CNN Truth Squad: How much do unions cost taxpayers?

The statement:
"We've seen these battles on the state level where unions have bankrupted states from pension plans to here on the federal level. Thirty to 40%, union employees make above their private sector equivalents. I do not believe that state, federal or local workers ... should be involved in unions."
-- Former Pennsylvania Sen. Rick Santorum, in Thursday night's Republican presidential debate on Fox News.
The facts:
-- Overall, unionized workers do earn more than non-union counterparts, according to the federal Bureau of Labor Statistics. Median weekly earnings for full-time union members were $917 in 2010, compared to $717 for non-union workers, the BLS reported in January.
-- The AFL-CIO, the largest U.S. labor federation, says union members make about 30% more than non-union workers. They also are more likely to be covered by health insurance and retirement plans, according to the BLS.
-- And public employees are far more likely to be in unions. Fewer than 7% of private-sector employees were union members in 2010, compared to 36% for government employees, according to the BLS.
-- A BLS report in June found private industry spent an average of $28.13 per hour on wages and benefits, compared to $40.40 for state and local government employees. But it noted that public and private-sector costs "should not be directly compared," as they involved many differences in the types of jobs. Many private-sector employees hold sales and manufacturing jobs not often seen in government, for example, while jobs like teachers make up a greater share of public payrolls.
-- While not quite "bankrupted," as Santorum put it, states, cities and counties are struggling with issues like pension costs as their own revenues have been hard-hit by the 2007-2009 recession and its ongoing hangover, according to the non-profit, non-partisan Center for State and Local Government Excellence, a Washington-based think tank that focuses on public employee pay.

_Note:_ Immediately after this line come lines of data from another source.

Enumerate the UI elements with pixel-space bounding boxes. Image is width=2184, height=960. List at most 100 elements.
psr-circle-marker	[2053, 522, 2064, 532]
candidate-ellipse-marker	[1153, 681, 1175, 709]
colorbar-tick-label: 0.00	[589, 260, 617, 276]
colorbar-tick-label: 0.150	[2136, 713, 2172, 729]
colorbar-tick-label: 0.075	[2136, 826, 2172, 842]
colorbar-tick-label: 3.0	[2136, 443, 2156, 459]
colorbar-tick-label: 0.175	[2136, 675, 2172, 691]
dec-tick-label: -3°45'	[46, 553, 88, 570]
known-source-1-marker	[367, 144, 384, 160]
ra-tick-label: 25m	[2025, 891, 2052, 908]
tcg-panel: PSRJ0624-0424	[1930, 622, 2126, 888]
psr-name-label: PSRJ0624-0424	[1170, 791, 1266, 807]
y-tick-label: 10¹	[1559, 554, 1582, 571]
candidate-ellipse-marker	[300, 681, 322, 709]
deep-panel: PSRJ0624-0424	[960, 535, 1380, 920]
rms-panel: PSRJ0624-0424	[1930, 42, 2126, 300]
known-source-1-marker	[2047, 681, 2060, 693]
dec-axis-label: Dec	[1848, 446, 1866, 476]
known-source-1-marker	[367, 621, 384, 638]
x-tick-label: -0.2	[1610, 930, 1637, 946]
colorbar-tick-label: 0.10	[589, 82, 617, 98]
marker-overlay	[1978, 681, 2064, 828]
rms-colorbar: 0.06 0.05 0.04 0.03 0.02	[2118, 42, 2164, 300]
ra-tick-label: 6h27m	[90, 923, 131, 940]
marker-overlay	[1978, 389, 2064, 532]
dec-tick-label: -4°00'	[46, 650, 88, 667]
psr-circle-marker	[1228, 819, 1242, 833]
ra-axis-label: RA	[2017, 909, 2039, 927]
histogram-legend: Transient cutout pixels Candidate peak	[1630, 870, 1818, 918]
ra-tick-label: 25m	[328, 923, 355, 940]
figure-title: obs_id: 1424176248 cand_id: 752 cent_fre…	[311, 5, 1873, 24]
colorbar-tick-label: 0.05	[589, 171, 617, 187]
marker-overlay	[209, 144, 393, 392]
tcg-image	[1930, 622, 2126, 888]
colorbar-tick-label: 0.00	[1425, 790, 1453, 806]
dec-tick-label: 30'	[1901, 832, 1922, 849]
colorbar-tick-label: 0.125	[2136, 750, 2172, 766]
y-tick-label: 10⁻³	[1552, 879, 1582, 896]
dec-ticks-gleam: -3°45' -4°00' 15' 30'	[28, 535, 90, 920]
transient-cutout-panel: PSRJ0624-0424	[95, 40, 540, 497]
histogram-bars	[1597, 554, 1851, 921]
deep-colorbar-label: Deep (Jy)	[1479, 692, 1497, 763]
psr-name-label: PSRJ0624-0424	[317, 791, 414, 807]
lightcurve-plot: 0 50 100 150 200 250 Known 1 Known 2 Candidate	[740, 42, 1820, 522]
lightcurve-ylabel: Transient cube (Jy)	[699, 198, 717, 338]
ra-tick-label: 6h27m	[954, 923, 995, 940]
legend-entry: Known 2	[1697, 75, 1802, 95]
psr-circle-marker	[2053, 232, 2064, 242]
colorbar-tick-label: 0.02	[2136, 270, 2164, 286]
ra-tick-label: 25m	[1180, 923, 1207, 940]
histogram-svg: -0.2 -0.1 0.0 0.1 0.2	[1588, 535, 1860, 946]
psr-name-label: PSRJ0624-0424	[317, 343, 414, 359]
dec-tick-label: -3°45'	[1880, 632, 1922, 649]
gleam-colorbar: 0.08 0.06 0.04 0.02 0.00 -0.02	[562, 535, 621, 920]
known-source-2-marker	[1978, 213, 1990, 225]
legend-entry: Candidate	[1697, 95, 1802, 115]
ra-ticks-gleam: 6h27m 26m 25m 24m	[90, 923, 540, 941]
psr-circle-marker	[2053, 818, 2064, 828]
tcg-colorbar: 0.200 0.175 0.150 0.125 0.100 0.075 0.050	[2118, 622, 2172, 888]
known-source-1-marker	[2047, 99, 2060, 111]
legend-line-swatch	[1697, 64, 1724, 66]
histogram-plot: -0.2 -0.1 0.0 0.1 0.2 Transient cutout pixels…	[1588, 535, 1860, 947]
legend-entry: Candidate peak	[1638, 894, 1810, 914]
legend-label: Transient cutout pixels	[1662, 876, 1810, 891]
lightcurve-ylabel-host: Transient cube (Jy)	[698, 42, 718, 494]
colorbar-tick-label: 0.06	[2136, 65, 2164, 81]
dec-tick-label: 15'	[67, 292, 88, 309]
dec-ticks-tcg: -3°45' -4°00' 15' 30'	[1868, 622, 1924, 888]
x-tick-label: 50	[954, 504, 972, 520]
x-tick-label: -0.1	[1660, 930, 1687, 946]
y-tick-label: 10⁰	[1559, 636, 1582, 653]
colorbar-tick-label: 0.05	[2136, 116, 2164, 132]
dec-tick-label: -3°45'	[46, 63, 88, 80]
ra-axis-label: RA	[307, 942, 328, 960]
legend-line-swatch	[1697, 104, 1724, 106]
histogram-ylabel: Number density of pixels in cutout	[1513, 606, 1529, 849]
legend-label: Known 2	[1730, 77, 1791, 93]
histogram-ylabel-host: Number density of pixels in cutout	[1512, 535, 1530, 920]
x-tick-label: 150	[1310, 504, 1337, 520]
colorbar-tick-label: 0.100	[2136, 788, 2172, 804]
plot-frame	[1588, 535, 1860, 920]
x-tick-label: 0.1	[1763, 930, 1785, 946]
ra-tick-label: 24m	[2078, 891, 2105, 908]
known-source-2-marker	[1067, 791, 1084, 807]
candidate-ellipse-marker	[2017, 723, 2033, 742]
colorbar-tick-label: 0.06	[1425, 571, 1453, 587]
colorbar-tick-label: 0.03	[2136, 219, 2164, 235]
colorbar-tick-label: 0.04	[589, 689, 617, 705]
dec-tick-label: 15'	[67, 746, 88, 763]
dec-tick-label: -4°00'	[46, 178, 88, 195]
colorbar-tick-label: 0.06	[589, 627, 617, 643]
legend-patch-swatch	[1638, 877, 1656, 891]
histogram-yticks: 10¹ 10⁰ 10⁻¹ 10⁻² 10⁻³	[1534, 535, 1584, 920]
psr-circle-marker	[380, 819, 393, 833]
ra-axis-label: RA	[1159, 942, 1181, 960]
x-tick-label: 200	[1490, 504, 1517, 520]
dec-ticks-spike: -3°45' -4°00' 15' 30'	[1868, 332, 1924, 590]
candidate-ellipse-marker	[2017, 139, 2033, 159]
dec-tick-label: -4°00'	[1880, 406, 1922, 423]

-- And while union workers make more in general than non-union workers, a new report from the center found that when total wages and benefits for public employees lag slightly behind private-sector workers, by about 4%. Public pensions and health benefits are more generous, but public employees are more likely to have college degrees and make less than comparable private-sector workers, the study found.
The verdict:
True, but incomplete. Overall, union workers earn more than non-unionized employees, and public employees earn more on average than private-sector workers. But analysts say an apples-to-apples comparison is difficult due to differing occupations, and that many educated workers could make more in the private sector than in government jobs.